Konya’da ve diğer şehir ve kasabalardaki Mevlevihane, Asitane ve  Zaviye­lerde 18 yıl semâ yasağı süresi, tarikatı çökertmiş, dervişlerin çoğu dağılmıştı. Mevlevihâneler birkaç dervişi ile içine dönük, küskün, yasağın kaldırılacağı günü bekliyorlardı. Sonunda beklenen gün geldi. 1684 yılında, Mevlevilerin eskisi gibi Dergahlarında semâ etmelerine izin verildi. Bu kutlu olay, bütün Mevlevîhânelerde bir bayram sevinci yaşattı. Şairler tarih düşürdüler. Bir tarih de şöyleydi:

Gûf-i can mülhem-i gaybi dedi târihini;
Mevleviler döndü cana ışk-ı Mevlânâ ile (1095 Hicri)

Semâ yasağı kaldırıldıktan sonra Kara Bostan Çelebi (Bostân-ı Sânî = ikinci Bostan Çelebi), bozulan Dergâh vakıflarını bir düzene sokmak için çalıştı. On sekiz yıllık yasak devrinde, kimi kadı ve imamlar Dergâh vakıflarına el atmış­lardı; onları saf dışı etti.
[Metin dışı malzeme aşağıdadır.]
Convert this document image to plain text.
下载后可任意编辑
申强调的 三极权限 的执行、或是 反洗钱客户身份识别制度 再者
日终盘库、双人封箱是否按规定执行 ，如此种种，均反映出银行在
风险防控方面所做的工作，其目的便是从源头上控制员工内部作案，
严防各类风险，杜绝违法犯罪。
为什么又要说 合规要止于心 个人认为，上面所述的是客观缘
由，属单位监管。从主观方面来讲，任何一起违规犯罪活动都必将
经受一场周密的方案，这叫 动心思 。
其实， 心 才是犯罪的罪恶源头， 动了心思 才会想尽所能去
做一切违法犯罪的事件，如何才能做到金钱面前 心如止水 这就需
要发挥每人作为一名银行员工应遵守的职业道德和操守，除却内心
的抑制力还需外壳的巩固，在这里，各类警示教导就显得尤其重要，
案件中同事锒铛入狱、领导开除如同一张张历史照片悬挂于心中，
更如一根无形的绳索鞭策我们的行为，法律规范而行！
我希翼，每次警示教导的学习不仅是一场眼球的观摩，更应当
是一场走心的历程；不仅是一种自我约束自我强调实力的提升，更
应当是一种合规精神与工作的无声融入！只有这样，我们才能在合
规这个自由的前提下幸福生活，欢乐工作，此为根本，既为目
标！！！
Dergâh eski neş’esini bulmuş. Çelebilik Makamı iti­barını tekrar kazanmıştı. Dağılan derviş­ler Konya’ya ve öleki Mevlevîhânelere akın ediyorlardı.

1689 yılı Mart ayında, Osmanlı Pa­dişahı Sultan Süleyman II, ikinci Viyana bozgunundan sonra devletin kaybettiği toprakları almak üzere sefere çıktığı ve Edirne’de otağını kurduğu sırada. Kara Bostan Çelebi de, büyük bir Mevlevi ala­yı düzenleyerek Edirne’ye geldi ve padi­şahın yanında yerini aldı. Kara Bostan Çelebi’nin bu hareketi takdir edilmekle birlikte, talim görmemiş alayın, orduda herhangi bir kargaşaya sebebiyet vereceği endişesiyle, kendisine teşekkür edilerek Konya’ya gönderildi; «Siz zaferi­miz için dua ediniz, bu bize yeter» den­di.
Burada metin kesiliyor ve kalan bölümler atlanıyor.